The hedge fund argued that separating Homes.com — or committing to a near-term, profitable version of the business — combined with new leadership and stronger oversight, would "increase focus, improve performance, and lead to an appropriate valuation" for CoStar's core commercial real estate franchises. It estimates those changes could unlock more than $10 billion in shareholder value over time.
A significant portion of the letter targets Florance and a board D. E. Shaw says is "far too deferential" and incapable of effective oversight. "Mr. Florance's chosen strategy is value destructive," the hedge fund wrote, adding that CoStar's "independent" directors have "surrendered too much authority to the CEO they are tasked with overseeing."
The letter also criticizes the board for approving what it called "lavish perquisites" for Florance, including personal use of the company's private jets at a rate more than three times that of peer-company chief executives. D. E. Shaw said CoStar's performance does not justify the use of such perks, noting that the company's total shareholder returns over the last five years rank in the bottom 10% of the S&P 500.
The hedge fund further pointed to Florance's stock sales, noting that he has net sold roughly $27 million of CoStar shares since November 2022, when Homes.com was launched. If Florance and the board truly believed in the strategy, D. E. Shaw said it was "left wondering why they haven't been adding to their holdings of CoStar's stock instead of leaving other shareholders to hold the bag."
How CoStar is responding
"D.E. Shaw has once again chosen to latch on to Third Point's dangerously misguided effort to have CoStar Group abandon Homes.com despite its vital integral strategic importance to long-term shareholder value," a CoStar spokesperson said in a statement to Real Estate News.

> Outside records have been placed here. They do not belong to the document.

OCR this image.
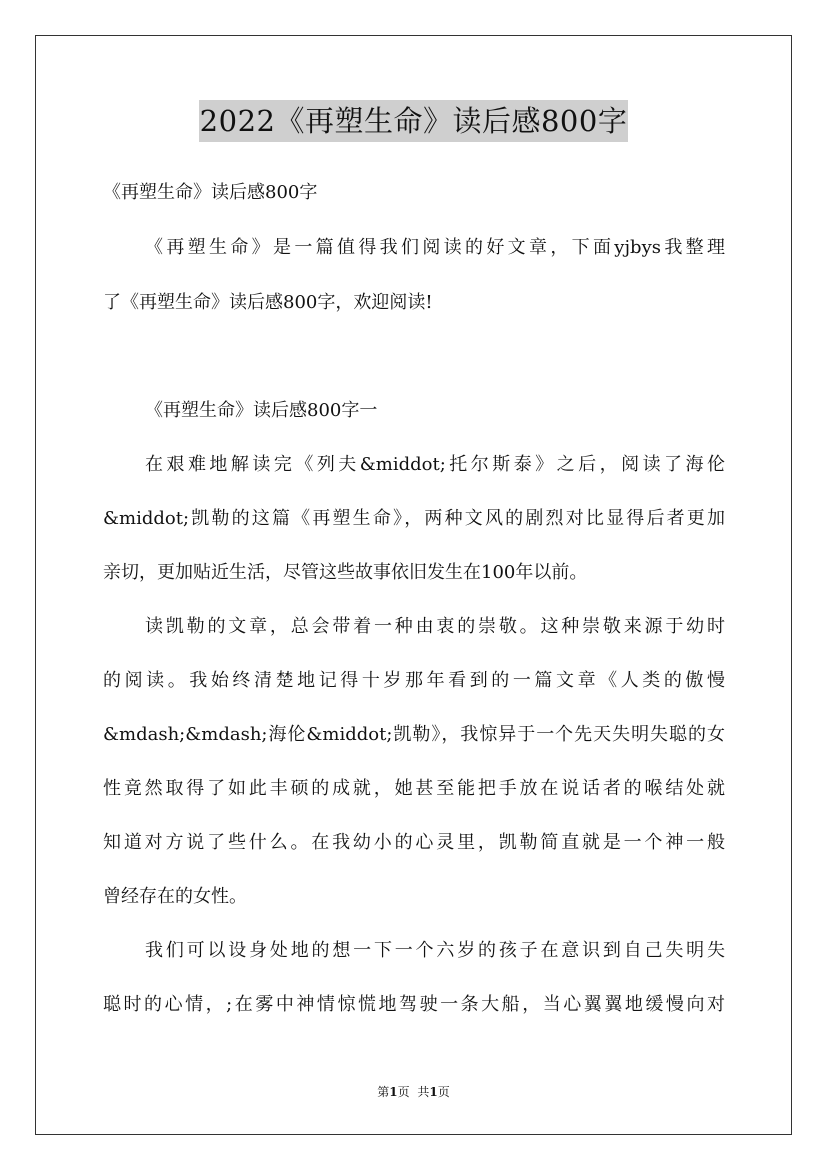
2022《再塑生命》读后感800字
《再塑生命》读后感800字
《再塑生命》是一篇值得我们阅读的好文章，下面yjbys我整理
了《再塑生命》读后感800字，欢迎阅读!
《再塑生命》读后感800字一
在艰难地解读完《列夫&middot;托尔斯泰》之后，阅读了海伦
&middot;凯勒的这篇《再塑生命》，两种文风的剧烈对比显得后者更加
亲切，更加贴近生活，尽管这些故事依旧发生在100年以前。
读凯勒的文章，总会带着一种由衷的崇敬。这种崇敬来源于幼时
的阅读。我始终清楚地记得十岁那年看到的一篇文章《人类的傲慢
&mdash;&mdash;海伦&middot;凯勒》，我惊异于一个先天失明失聪的女
性竟然取得了如此丰硕的成就，她甚至能把手放在说话者的喉结处就
知道对方说了些什么。在我幼小的心灵里，凯勒简直就是一个神一般
曾经存在的女性。
我们可以设身处地的想一下一个六岁的孩子在意识到自己失明失
聪时的心情，;在雾中神情惊慌地驾驶一条大船，当心翼翼地缓慢向对
第1页 共1页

"Over the past month, management has met in person with more than 300 shareholders who expressed enthusiasm for our clear focus on accelerating our EBITDA growth and the exceptional potential within our new Homes.com AI platform," the spokesperson added. "There is strong shareholder alignment with the Board's unanimous support for a strategy that includes Homes.com for creating durable long-term shareholder value."
What comes next
CoStar has defended its strategy as an extension of the long-running playbook that helped build Apartments.com and other platforms, arguing that abandoning Homes.com as the investment phase begins to taper would itself "destroy long-term value."
D. E. Shaw said it expects to support "shareholder-driven change" at CoStar's 2026 annual meeting. But with the hedge fund now joining Third Point in calling for a fundamental shift — and CoStar's shares hovering near multiyear lows — pressure on the board is mounting to demonstrate clearer traction or seriously consider structural alternatives for Homes.com.